John Buck, "The Mother of all Wars," 2018, jelutong wood, acrylic, leather belts and motor, 106 x 72 x 30"

Continuing through July 13, 2019

In an oft-quoted 1897 letter to Cunningham Graham, Joseph Conrad wrote of a cruel knitting machine, an extended metaphor that has been variously interpreted as imperialism, capitalism or the universe itself. Conrad says this machine is an accident, born of chaos and indestructible, incapable of conscience or anything but merely knitting and knitting. He concludes his conceit thus: “It has knitted time, space, pain, death, corruption, despair, and all the illusions — and nothing matters. I'll admit, however, that to look at the remorseless process is sometimes amusing.”

To observe Two new such works are the centerpiece of Buck’s solo show of sculpture and woodblock prints. Buck has trod into political territory before, but these are perhaps his most explicitly political works since the Reagan era. With the doomsday clock seconds from midnight, it seems timely.

The larger of the two kinetic sculptures, titled “The March of Folly” is organized as a parade led by Tsar Putin, puffing on a sousaphone and crowned with a miniature St. Basil’s Cathedral. Trailing behind are Trump (babbling atop his tower), a Trojan horse, and Kim Jong Un and Dennis Rodman in a rocket. Scattered below are dozens of femurs. Even the most obnoxious political cartoons are subtler than this.

Yet, atop the Trojan Horse we see the Laocoön group, that most famous study in agony and the futility of defying the gods. At the doomed priest’s outstretched hands is the axis of a spinning triskelion, a symbol of victory and progress rendered quite sardonic by its setting. Buck is not content to suggest that the zero-sum games played by powerful sociopaths are news. Their folly is all too human, ancient, and going nowhere.

Buck handily mixes esoterica, classical art, pop and Biblical imagery in his works. Such images are enmeshed en masse in his monumental woodblock prints, as a background to more benign images of plants and animals. In “The Whip,” for example, one can see a weaponized shipping drone, Mickey Mouse in an open casket, and the cross-bearing Christ being whipped toward Golgotha. (Atop the cross is a dollar sign. Again, not so subtle.) One must examine the prints closely to take it all in. Take just a few steps back and all that is a clear is a thorny, creeping vine with white blooms along its length.

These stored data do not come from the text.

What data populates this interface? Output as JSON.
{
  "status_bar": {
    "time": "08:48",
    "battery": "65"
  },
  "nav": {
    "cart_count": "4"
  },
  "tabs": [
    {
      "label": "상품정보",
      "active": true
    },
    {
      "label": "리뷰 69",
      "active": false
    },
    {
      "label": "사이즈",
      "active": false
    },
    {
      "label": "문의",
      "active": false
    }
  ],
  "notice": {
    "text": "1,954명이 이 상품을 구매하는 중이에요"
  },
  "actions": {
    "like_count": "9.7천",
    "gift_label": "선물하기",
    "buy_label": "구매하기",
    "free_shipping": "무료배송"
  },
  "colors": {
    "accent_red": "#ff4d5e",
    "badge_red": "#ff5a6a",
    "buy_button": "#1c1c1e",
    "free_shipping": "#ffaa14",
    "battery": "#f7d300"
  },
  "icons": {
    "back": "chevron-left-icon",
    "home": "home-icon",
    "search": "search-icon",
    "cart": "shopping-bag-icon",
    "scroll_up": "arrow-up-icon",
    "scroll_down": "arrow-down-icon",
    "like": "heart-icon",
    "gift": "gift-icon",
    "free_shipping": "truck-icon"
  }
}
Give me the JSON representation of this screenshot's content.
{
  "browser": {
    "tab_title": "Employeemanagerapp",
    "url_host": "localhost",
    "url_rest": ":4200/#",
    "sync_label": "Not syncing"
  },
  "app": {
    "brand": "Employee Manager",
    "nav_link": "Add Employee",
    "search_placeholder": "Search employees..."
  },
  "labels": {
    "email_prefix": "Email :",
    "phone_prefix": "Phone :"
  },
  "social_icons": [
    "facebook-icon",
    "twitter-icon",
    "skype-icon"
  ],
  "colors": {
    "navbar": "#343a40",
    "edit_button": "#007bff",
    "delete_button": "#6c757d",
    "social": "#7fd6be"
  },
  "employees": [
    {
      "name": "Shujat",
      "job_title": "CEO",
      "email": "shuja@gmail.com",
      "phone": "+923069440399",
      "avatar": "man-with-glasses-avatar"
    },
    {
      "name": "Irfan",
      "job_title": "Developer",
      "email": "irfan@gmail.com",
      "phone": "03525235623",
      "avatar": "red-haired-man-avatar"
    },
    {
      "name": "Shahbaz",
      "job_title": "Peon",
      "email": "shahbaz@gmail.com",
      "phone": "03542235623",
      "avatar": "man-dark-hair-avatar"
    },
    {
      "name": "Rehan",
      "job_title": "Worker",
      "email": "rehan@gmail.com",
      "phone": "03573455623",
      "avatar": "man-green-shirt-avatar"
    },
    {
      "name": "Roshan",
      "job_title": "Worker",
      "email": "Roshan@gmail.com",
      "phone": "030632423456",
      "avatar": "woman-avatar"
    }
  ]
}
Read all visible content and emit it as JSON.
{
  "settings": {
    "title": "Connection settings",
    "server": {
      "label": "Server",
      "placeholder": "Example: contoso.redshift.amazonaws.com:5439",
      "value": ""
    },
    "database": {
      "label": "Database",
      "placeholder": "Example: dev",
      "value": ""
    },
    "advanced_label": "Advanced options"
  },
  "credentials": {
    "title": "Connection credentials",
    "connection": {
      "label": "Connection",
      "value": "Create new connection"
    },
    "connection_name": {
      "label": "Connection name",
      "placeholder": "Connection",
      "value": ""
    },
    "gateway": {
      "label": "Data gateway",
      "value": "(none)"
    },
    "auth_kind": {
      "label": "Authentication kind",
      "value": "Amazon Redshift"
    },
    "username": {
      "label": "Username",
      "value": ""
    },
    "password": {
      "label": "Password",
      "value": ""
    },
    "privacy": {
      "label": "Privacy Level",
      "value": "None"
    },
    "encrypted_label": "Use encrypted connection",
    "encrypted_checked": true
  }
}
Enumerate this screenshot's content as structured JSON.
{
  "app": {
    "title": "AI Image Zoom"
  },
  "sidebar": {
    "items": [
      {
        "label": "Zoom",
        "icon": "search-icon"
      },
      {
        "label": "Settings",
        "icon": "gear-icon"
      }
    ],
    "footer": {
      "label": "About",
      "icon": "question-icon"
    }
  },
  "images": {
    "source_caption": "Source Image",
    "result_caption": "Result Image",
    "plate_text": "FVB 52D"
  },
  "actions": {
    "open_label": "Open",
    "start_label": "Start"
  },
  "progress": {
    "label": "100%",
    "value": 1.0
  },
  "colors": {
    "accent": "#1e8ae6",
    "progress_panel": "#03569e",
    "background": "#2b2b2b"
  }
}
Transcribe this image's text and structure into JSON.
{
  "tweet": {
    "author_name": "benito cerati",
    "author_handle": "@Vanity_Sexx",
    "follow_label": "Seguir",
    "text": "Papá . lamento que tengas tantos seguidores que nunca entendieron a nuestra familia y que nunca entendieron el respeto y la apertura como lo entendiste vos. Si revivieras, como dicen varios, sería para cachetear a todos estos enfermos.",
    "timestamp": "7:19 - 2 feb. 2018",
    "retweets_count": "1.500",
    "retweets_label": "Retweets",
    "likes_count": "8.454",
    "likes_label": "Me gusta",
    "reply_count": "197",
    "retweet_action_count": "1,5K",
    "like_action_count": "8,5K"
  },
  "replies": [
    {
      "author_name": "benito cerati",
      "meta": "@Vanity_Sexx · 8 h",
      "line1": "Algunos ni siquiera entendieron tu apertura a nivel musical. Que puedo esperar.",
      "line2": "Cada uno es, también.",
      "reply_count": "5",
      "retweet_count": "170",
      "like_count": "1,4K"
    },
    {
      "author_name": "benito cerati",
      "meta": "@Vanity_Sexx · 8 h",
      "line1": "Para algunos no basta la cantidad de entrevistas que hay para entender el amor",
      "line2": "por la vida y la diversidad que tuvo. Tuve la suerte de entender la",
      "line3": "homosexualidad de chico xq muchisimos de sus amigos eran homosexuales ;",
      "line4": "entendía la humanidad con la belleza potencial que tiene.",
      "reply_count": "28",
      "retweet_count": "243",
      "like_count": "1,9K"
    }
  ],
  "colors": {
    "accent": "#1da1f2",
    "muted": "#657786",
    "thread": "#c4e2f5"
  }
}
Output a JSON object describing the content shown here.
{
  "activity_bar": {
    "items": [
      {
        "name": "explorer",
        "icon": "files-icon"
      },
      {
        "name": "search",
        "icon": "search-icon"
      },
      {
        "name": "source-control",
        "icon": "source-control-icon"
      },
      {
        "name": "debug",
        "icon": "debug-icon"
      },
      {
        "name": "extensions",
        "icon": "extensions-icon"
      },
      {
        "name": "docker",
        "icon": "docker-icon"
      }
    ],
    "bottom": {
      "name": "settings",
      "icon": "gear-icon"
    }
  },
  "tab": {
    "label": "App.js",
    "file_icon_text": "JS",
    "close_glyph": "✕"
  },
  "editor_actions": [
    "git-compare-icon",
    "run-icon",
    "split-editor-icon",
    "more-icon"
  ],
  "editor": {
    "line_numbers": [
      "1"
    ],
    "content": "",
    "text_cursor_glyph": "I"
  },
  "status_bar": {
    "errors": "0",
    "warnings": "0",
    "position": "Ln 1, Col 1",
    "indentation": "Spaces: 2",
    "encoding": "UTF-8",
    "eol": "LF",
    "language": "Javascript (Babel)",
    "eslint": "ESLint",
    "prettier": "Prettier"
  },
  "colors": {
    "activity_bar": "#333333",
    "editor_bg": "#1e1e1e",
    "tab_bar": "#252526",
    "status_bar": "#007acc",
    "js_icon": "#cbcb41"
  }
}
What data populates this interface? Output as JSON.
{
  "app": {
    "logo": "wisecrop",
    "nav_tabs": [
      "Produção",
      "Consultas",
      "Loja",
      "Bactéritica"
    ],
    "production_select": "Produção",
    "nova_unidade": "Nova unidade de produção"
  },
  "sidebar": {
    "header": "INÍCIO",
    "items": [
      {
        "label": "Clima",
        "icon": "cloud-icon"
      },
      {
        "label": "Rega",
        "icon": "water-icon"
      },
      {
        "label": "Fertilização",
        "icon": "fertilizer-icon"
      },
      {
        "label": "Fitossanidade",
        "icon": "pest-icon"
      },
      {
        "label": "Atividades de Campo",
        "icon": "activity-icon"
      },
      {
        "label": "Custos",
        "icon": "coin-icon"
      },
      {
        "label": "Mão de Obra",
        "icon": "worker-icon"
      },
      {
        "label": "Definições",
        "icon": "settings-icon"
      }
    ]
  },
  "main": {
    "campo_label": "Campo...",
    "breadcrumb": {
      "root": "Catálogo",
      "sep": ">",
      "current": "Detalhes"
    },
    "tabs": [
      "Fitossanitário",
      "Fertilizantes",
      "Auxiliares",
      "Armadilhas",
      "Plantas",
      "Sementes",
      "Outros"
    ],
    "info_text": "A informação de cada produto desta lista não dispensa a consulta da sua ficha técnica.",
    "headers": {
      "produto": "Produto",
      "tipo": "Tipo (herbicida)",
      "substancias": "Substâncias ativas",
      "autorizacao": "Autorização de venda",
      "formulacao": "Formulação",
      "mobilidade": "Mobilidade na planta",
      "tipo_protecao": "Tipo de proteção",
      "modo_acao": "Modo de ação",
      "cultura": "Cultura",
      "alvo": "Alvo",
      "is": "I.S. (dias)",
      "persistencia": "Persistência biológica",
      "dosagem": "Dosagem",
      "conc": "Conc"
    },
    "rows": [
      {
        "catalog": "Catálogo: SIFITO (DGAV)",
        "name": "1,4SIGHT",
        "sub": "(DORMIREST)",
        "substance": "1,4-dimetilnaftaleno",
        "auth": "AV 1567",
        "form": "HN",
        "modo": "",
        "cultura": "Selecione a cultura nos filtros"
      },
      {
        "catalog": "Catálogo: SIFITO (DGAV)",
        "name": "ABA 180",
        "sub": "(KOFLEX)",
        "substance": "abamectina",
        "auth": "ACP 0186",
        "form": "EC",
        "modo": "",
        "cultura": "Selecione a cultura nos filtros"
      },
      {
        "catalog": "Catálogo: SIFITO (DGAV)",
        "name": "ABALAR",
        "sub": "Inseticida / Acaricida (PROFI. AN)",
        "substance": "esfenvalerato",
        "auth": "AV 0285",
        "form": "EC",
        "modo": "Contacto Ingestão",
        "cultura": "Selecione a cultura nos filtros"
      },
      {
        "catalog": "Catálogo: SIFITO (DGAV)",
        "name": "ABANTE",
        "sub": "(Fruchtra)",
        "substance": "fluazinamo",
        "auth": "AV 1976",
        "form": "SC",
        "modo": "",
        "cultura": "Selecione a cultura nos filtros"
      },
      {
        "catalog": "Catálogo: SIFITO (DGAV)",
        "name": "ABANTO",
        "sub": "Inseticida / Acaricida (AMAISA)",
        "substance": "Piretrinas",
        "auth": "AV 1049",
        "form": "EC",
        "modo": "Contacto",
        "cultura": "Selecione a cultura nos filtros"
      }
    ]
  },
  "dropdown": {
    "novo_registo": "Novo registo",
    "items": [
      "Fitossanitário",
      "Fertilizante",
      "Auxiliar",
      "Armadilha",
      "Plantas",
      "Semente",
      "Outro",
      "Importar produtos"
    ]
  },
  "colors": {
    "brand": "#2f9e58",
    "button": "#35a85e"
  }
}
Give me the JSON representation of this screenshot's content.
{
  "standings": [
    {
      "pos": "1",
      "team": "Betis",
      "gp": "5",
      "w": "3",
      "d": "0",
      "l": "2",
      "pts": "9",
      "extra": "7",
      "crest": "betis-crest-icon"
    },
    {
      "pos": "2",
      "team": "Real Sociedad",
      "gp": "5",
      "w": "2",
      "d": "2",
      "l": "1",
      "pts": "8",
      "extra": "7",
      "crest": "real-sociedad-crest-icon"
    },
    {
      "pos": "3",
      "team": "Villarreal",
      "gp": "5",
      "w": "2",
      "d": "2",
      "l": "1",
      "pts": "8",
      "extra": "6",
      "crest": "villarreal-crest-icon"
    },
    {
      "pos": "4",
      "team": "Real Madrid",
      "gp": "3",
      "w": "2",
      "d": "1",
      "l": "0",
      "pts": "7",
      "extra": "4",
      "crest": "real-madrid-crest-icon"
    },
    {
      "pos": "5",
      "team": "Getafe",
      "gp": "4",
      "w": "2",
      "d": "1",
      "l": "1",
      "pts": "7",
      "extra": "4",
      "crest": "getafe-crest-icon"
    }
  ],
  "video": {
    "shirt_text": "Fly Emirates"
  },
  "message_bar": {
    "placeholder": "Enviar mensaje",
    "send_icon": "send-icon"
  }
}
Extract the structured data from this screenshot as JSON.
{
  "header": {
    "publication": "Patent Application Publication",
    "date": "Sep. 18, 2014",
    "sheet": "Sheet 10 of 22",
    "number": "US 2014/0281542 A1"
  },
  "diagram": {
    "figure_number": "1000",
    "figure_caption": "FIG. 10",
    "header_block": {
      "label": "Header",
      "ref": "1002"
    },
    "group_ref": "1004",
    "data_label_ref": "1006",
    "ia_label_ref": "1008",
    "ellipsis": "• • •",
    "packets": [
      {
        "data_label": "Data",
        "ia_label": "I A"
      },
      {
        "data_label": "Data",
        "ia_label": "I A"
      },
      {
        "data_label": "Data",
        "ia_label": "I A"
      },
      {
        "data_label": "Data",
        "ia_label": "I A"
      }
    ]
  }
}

Buck uses over a dozen, saturated colors in many of his prints, giving them big graphic appeal at a glance before we look more closely at the odd worlds hiding within. Even familiar forms become strange by their associations. Some are downright surreal, like “The Fountain,” whose central figure is a vaguely anthropomorphic series of columns and pools that are surrounded by watery images. In the lower left corner, a liquefying skeleton guzzles wastewater while savaging Uncle Sam through a hose emerging from its pelvis.

In spite of the nastiness on display, Buck’s images are not entirely devoid of expressions of hope. The point is not merely to arrive at a simple narrative, or — as Conrad said of the monstrous knitter — to “stand appalled,” or bemused. Folly is primordial, but so are beauty and play, and that is evident.

Still, the prevailing sentiment is apocalyptic. One of Buck’s other formats as a sculptor is to create life-sized human bodies with heads replaced by a novel arrangement of ornate shapes and commonplace objects. They are usually not kinetic, but the second kinetic sculpture, “The other of all Wars,” is indeed in this mode. Mommy dearest holds an infant skeleton with two heads, while her own head is a grim war march. At the front, a fork-tongued Trump is seated in a tank and waving a Gadsden Flag. Behind, gas-masked soldiers march, one riding a rocket á là Slim Pickens classic descent in Stanley Kubrick’s “Dr. Strangelove.” Flames lap back and forth below, with one comb of fire crowning the dual skulls of the infant below. And to the rear, a view of the earth — the Americas at the center, of course — encircled by crows, spinning around it all.

It’s an affecting synthesis of Buck’s modes, less cartoonish than “The March of Folly,” and no mere slight to the blockheaded puppet in the tank. Any puppet would do, for this mother has been with us a long time, from the time of the Fertile Crescent to the New World and back again. Is it dreadful? Oh yes. But, through the melancholy abstraction and solipsism afforded by the luxury of a self-contained gallery space, it is all so darkly amusing.